The Rarely Heard Stories of Enslaved African Americans in Philadelphia
The award-winning dramatic event, Liberty to Go to See, recently returned to Philadelphia’s Cliveden for a limited release in June 2018, thanks to a grant from the National Trust’s African American Cultural Heritage Action Fund, with support from the Doris Duke Charitable Foundation and The Haley Foundation. The play digs deep into Cliveden’s layered history as a home significant in the American Revolution and also a place where enslaved and indentured African Americans lived and worked in the 18th and 19th centuries.
“We don’t normally hear about slavery existing in the North as much as we do in the South,” director Johnnie Hobbs says, “and that was a surprise to me as much as it was to anybody else.”
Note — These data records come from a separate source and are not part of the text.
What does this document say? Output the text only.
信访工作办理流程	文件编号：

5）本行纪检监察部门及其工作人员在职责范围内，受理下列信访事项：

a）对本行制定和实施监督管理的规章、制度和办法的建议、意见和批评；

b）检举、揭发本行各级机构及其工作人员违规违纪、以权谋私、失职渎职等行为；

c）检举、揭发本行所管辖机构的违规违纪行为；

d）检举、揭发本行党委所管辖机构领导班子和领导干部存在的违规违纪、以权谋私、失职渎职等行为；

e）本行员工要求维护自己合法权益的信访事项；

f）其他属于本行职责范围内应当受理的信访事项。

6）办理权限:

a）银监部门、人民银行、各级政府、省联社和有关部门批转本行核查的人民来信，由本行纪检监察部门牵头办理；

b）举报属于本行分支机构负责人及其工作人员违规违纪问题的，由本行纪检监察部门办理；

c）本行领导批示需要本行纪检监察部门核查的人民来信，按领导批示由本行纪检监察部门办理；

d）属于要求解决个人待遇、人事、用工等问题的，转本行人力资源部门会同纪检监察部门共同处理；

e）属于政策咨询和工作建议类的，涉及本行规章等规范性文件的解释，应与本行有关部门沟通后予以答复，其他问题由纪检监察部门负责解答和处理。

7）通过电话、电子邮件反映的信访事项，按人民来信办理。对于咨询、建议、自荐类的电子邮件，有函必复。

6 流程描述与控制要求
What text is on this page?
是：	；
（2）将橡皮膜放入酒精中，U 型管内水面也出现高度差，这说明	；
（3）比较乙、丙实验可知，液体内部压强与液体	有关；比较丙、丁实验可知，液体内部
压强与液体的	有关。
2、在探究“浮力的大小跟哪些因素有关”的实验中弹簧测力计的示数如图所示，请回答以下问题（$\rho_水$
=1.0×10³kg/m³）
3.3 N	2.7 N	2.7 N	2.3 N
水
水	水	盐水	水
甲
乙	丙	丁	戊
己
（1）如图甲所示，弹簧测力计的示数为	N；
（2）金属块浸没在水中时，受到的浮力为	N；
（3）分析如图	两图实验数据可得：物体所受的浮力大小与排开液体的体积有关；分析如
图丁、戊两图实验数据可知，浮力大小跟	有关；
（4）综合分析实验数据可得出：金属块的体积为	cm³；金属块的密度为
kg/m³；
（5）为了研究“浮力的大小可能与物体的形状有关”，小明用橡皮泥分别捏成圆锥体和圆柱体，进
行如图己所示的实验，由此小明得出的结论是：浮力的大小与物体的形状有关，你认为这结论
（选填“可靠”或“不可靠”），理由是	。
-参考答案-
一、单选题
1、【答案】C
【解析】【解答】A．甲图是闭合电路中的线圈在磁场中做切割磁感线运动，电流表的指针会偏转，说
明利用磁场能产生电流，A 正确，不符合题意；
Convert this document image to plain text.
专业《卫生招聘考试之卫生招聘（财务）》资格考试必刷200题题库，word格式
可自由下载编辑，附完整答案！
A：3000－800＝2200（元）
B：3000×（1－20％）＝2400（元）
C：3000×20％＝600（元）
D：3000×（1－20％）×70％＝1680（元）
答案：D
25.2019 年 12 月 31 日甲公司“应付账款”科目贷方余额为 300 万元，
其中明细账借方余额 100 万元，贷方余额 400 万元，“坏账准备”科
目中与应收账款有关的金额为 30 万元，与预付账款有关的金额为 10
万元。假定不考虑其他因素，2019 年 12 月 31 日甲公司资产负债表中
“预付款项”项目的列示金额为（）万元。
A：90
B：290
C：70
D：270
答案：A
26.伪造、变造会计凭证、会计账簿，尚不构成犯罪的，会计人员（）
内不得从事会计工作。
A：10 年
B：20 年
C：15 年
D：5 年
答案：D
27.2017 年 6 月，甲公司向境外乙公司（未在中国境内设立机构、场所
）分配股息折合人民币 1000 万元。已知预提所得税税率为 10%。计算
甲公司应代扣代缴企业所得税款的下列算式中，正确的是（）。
The play is in its fifth year of production and is based on research from the Chew Family Papers, documenting a family who lived at Cliveden, a National Trust Historic Site. The script was written by students from Philadelphia Young Playwrights, and it follows the lives of the Chew family’s enslaved and indentured workers from the 1760s through the 1860s.
Hobbs says, “The centerpiece of [the play] is race. It’s the thing that sort of bonds us together.”
Actor Khalil Munir adds, “As an artist, it’s our job to continue telling these very poignant stories.”